Alguns meses depois estourou o escândalo de Roberto Jefferson. Aliás, foi bem no dia em que, flagrado pela mídia saindo do Palácio, Delúbio declarou que era assim mesmo, os partidos tinham que participar do governo depois das eleições.

Em suma, o PT fez o mesmo que todos os demais partidos fizeram para garantir a governabilidade, e com o amadorismo dos marinheiros de primeira viagem.

Pode-se argumentar que o caso Petrobras foi exagerado. E foi. Explodiram os preços do petróleo, foi descoberto o pré-sal, a Petrobras ganhou uma dimensão inimaginável até então e as caixinha subiram proporcionalmente ao salto da empresa. Nada foi feito para impedir a esbórnia. Quando assumiu o governo, Dilma Rousseff colocou na presidência Graça Foster com a incumbência de limpar a empresa. Mas Graça não tinha a menor familiaridade com modernos métodos de complience. Limitou-se a centralizar a liberação de pagamentos no seu gabinete, atitude inútil para identificar mutretas, e que quase paralisou a empresa.

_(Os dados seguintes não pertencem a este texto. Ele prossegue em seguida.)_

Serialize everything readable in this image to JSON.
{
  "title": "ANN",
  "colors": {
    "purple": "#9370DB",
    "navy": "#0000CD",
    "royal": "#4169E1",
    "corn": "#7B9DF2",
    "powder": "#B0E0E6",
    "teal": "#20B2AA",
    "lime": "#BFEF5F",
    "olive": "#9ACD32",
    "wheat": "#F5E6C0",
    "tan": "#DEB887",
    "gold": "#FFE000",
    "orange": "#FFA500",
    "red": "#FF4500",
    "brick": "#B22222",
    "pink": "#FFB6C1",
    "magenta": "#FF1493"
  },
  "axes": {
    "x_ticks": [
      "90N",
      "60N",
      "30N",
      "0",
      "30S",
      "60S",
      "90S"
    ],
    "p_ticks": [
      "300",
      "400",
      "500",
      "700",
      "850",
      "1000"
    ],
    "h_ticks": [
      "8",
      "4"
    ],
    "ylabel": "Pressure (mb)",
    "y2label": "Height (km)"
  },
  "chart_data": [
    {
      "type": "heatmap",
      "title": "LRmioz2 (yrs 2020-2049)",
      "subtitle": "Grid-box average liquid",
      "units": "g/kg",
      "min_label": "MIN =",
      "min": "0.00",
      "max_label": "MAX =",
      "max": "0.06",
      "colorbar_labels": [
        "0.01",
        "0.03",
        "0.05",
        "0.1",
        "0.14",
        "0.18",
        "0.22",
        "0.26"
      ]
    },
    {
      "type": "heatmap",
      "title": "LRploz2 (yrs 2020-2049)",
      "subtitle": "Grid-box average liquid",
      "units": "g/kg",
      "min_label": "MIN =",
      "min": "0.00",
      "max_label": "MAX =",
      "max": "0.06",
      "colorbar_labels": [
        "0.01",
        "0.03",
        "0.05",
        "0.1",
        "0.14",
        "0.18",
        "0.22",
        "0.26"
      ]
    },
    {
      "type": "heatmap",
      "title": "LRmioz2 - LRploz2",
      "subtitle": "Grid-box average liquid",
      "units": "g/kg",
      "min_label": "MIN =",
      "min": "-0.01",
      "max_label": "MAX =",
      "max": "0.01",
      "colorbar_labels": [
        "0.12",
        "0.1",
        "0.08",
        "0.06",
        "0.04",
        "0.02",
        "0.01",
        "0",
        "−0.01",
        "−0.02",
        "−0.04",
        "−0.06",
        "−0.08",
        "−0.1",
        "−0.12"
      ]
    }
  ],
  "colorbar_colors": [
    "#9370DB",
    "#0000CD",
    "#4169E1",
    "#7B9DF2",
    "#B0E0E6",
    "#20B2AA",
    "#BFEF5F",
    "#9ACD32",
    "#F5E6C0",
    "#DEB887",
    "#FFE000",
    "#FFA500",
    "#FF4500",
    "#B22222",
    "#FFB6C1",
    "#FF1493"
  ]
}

Mas, se a autocrítica fosse o ponto central, a mais urgente seria da própria Globo, por ter criado o clima de ódio no país – ao lado da Veja -, estimulado o golpe, interferido em várias eleições. Seria de Luis Roberto Barroso porque seu apoio ao estado de exceção gerou uma enormidade de abusos em todos os quadrantes do país – fenômeno pouco divulgado pela mídia. Seria da própria Lava Jato e da Procuradoria Geral da República, por terem destruído a engenharia nacional e chocado o fenômeno Bolsonaro. Seria do STF (Supremo Tribunal Federal) por ter derrubado a cláusula de barreira que tornou mais caótico ainda o quadro partidário, além de ter aberto uma avenida para a infidelidade partidária. E pelo carnaval da AP470 que, fragilizando o governo, tornou-o mais vulnerável ainda às investidas do PMDB – repetindo o mesmo fenômeno pós-maxidesvalorização, que obrigou Fernando Henrique Cardoso a entregar parte dos ministérios para o mesmo grupo.

Nesse ponto, exige-se uma relativização do que ocorreu.

Teria sido possível a Lula o trabalho histórico de inclusão, de redução das desigualdades, de acesso dos mais pobres à universidade, se tivesse enfrentado o boicote dos partidos políticos? Evidente que não.

Aqui mesmo, várias vezes criticamos as concessões ao mercado, o câmbio excessivamente apreciado, as taxas de juros muito acima das taxas internacionais, a timidez em relação à reforma fiscal e política. Mas a contrapartida foi um trabalho inédito de combate a desigualdades históricas, um trabalho que, entre 2008 e 2010 projetou o Brasil como um exemplo para mundo. Teria sido possível sem essas concessões?

Em suma, a autocrítica teria que ser das instituições como um todo – partidos, tribunais, corporações públicas, mídia – por ter exposto o país formal ao ataque perigosíssimo das hordas bárbaras.

Mas a questão, agora, não é essa. O que está em jogo é o próprio futuro da democracia e da estabilidade nacional.

PT, PSDB, Executivo, Supremo, mídia são peças integrantes do sistema institucional. O PT teve o mérito de civilizar os movimentos sociais – substituindo a violência, a rebeldia, pela disputa política. O PSDB falhou em fazer o mesmo com a direita. Terceirizou a oposição para a mídia, que só sabia exercitar o anti-petismo. Abriu uma avenida para a direita selvagem, que emerge, agora, com uma força incontrolável.

Agora, todos – PT, PSDB, mídia, instituições – são alvos dessa direita selvagem. E nenhuma delas passará incólume por um eventual governo Bolsonaro. Haverá um liberou geral para as arbitrariedades na ponta, para a rebelião de procuradores contra PGRs, de delegados contra a cúpula da PF, de juízes contra os tribunais superiores. Explodirão as arbitrariedades das polícias, dos promotores municipais, haverá o aparecimento de milícias legitimadas pelas vitórias nas eleições e pelo aval de um presidente selvagem.

Se o eleitor se recusar a votar no PT, porque não fez autocrítica da lambança na Petrobras, no Ciro, porque não fez autocrítica das mudanças recorrentes de partido, no Alckmin, por seu apoio a Temer, e por ter fechado os olhos às esbórnias do próprio PSDB, o que esperar dessas eleições?

Por isso, cortem essa história de autocrítica. O que está em jogo não é premiação ou punição de quem quer que seja, mas a própria sobrevivência do Brasil como nação democrática.